For those pursuing a career in research or research development, starting out as a lab technician or part of lab training programme sponsored by a university can offer a great path of personal and career satisfaction. This is because working in a lab offers a host of challenges and opportunities, as well as interactive environments. It might not be the easiest career path to get into, especially in the hard sciences which require lots of credentials and difficult coursework, but that’s also part of the game.
According to Mareike Herrmann, a research technician within the Department of Physics at the University of Warwick, “You're constantly learning, trying new things, solving problems and tackling new challenges— this is because research changes all the time. I like this aspect of the job as you never get bored.”
Aside from having your own career as a lab technician and spending hours doing trial and error research and trying to come up with new findings in your field, there’s also a bigger opportunity for those interested in the lab setting—teaching.
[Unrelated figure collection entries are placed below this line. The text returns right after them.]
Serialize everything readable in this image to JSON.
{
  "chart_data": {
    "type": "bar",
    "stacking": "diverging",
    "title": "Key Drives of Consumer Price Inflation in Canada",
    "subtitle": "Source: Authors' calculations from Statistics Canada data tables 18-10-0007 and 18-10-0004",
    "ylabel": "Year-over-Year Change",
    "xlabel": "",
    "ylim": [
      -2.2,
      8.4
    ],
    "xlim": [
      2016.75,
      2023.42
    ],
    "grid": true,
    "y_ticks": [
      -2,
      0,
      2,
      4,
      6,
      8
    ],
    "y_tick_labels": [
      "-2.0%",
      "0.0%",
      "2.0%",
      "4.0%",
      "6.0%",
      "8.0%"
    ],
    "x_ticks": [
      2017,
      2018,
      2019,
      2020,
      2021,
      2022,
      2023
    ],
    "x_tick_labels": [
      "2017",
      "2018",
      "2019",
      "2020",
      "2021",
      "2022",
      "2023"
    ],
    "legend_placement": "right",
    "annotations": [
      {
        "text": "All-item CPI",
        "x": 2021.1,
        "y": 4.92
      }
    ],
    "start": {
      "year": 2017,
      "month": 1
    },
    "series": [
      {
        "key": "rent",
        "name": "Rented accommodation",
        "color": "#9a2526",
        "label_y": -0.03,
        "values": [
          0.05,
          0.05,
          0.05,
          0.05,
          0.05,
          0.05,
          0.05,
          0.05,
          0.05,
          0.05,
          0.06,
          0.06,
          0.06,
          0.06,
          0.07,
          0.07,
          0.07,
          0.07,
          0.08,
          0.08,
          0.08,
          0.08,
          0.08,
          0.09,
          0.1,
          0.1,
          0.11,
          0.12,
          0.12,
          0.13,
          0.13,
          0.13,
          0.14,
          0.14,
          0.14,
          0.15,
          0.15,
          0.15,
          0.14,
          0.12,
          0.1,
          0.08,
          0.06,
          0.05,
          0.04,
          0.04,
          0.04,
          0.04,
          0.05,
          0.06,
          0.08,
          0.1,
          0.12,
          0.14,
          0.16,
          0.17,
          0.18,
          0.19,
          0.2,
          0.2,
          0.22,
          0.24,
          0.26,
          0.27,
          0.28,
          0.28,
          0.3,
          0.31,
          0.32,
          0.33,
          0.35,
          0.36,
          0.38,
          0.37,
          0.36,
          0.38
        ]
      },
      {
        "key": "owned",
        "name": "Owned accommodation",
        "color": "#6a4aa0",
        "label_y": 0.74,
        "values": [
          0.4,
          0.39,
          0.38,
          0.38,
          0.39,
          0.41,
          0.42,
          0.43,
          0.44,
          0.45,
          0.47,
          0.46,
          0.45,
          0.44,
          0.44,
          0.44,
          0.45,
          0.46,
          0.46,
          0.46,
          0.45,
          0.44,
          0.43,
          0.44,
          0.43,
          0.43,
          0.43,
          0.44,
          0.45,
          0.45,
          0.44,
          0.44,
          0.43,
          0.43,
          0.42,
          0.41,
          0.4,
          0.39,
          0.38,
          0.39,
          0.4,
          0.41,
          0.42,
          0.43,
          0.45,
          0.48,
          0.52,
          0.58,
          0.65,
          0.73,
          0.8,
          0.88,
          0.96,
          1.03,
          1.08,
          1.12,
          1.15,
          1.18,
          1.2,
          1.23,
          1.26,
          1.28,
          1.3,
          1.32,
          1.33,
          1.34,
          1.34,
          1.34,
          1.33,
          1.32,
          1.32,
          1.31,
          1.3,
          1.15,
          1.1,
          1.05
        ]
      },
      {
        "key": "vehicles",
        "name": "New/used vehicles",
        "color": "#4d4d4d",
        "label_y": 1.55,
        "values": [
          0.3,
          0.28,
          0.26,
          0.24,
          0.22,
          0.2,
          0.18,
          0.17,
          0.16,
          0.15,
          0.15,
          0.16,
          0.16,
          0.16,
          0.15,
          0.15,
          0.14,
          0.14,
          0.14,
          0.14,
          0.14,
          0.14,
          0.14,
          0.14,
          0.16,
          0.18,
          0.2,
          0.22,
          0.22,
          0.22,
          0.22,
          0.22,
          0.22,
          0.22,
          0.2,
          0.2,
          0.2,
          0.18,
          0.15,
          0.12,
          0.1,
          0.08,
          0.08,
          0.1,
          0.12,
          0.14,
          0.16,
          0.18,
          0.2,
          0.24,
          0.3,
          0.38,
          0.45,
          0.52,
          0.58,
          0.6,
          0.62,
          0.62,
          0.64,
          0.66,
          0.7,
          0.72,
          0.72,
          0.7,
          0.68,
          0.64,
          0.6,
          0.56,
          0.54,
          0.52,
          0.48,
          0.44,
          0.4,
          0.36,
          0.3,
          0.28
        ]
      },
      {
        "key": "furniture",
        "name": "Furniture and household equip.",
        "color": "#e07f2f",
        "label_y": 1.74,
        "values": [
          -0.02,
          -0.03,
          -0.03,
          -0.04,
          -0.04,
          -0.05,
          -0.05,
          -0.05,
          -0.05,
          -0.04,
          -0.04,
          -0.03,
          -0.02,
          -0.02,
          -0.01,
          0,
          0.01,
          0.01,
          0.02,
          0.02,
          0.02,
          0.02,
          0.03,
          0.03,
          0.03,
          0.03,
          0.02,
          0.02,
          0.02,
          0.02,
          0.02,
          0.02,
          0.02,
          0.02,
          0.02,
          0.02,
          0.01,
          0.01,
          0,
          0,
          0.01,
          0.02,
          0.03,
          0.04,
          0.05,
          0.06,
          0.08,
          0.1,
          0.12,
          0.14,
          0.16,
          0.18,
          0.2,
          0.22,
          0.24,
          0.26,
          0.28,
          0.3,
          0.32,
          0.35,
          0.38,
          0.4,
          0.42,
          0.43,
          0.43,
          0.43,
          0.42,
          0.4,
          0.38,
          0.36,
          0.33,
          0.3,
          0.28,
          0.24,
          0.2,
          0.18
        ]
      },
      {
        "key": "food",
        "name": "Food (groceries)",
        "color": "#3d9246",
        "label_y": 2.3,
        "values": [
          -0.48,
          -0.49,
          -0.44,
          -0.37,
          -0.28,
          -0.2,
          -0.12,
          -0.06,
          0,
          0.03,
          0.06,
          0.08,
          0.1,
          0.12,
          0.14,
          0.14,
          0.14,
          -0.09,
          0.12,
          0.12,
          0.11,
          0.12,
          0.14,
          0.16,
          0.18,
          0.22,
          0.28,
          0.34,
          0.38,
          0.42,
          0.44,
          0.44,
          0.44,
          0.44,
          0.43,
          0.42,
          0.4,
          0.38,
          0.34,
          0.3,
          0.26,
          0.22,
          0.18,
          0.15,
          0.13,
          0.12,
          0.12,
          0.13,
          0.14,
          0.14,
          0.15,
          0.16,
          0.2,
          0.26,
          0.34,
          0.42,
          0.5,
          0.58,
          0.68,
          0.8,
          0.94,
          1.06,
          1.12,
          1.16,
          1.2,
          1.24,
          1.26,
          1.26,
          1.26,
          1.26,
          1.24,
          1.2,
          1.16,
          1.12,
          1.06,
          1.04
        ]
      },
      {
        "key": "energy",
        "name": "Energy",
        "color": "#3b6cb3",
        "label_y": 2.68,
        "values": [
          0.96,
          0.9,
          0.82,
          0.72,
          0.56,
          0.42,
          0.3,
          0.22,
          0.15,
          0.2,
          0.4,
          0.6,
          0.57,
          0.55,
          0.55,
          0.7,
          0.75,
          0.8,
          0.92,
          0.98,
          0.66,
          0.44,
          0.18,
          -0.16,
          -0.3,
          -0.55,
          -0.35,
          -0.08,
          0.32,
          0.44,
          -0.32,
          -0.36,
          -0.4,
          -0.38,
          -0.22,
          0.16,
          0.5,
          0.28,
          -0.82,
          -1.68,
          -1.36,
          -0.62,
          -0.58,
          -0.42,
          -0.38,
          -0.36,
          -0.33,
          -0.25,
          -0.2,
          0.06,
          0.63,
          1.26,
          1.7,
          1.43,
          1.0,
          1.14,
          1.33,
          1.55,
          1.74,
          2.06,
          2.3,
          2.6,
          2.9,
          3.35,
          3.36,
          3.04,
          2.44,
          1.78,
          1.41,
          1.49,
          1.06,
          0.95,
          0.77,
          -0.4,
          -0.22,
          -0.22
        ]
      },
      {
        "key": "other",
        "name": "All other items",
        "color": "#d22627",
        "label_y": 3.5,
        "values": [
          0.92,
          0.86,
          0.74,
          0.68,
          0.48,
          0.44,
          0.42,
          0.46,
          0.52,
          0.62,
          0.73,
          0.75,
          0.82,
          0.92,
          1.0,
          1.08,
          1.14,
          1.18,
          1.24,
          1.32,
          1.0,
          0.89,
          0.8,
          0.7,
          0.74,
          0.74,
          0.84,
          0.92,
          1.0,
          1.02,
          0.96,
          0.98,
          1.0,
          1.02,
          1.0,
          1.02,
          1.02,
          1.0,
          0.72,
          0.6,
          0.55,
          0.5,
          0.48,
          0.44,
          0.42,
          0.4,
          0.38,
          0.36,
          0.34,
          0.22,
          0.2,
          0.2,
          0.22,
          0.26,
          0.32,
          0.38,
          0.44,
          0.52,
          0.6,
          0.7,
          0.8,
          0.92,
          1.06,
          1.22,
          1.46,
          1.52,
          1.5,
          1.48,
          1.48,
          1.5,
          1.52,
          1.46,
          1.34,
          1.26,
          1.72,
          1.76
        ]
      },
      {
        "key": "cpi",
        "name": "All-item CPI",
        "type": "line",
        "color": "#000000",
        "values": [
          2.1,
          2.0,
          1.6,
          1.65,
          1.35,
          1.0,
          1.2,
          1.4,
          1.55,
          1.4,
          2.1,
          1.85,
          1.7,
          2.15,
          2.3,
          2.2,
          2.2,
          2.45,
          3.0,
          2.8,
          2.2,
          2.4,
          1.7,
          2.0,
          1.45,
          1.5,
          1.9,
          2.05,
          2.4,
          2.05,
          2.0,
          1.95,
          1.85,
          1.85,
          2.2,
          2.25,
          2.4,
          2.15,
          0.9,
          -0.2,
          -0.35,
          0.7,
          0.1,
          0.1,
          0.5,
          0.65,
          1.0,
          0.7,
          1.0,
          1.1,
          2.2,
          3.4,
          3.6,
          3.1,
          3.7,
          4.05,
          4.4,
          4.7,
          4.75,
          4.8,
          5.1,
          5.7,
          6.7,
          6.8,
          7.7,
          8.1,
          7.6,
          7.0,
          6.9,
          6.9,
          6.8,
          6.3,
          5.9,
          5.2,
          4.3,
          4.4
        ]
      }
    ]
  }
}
Teaching as a transitional role
Technicians specifically often work closely with student lab members. This enhances lab technicians' CVs with teaching experience, which is a great in current job market where everyone seems to have a good resume. Such exposure can also lead lab technicians to transition from full research roles to more intensive student training and masters training programs. Lab technicians who switch from major responsibilities of being a researcher to major responsibilities of being a teacher in the lab have to obviously like working with students. But moreover one can see how career options can sort of branch out of the lab role.
Of course, lab technicians might also like the financial and job security of a teaching role given that, across the sciences, there is always going to be a demand for good teachers and role models.
Teaching in this regard also offers a rewarding experience when previous postdoctoral researchers who transition to more of a teaching role are familiar with the problems that trip students up. It can be intriguing to see what type of research methods students use and how they go about their processes in the lab, and eventually teachers or trainers will be able to see the learning curves associated with certain projects. As students develop, gain confidence, and work independently as their projects progress, teachers finally feel the reward and job satisfaction after risking going into more of a teaching role.
Independent work for different personality types
While some researchers transition to a more teaching-friendly role, other professionals might stay on a career track that involves less interaction with people and more focus and independent thinking. Teaching in general is a profession for more extroverted individuals, as it requires a high degree of interpersonal communication on a daily basis. Some people, however, prefer the more consistent and less interactive approach to research.
Some who are driven to make discoveries and win scientific prizes or have a very particular methodology and don’t like being disrupted, might prefer independent research or working in very small teams as a long term career trajectory. This type of career development is more about the researcher, some would even say the ego. These groups of individuals are looking to publish their findings in academic journals and make strides for the sake of knowledge. While this type of career does not offer as much in terms of being a good networker or perhaps some of the excitement that big organizations feel collectively, it is one driven by the quest of breakthroughs and innovation. For some this career track is simply more appealing.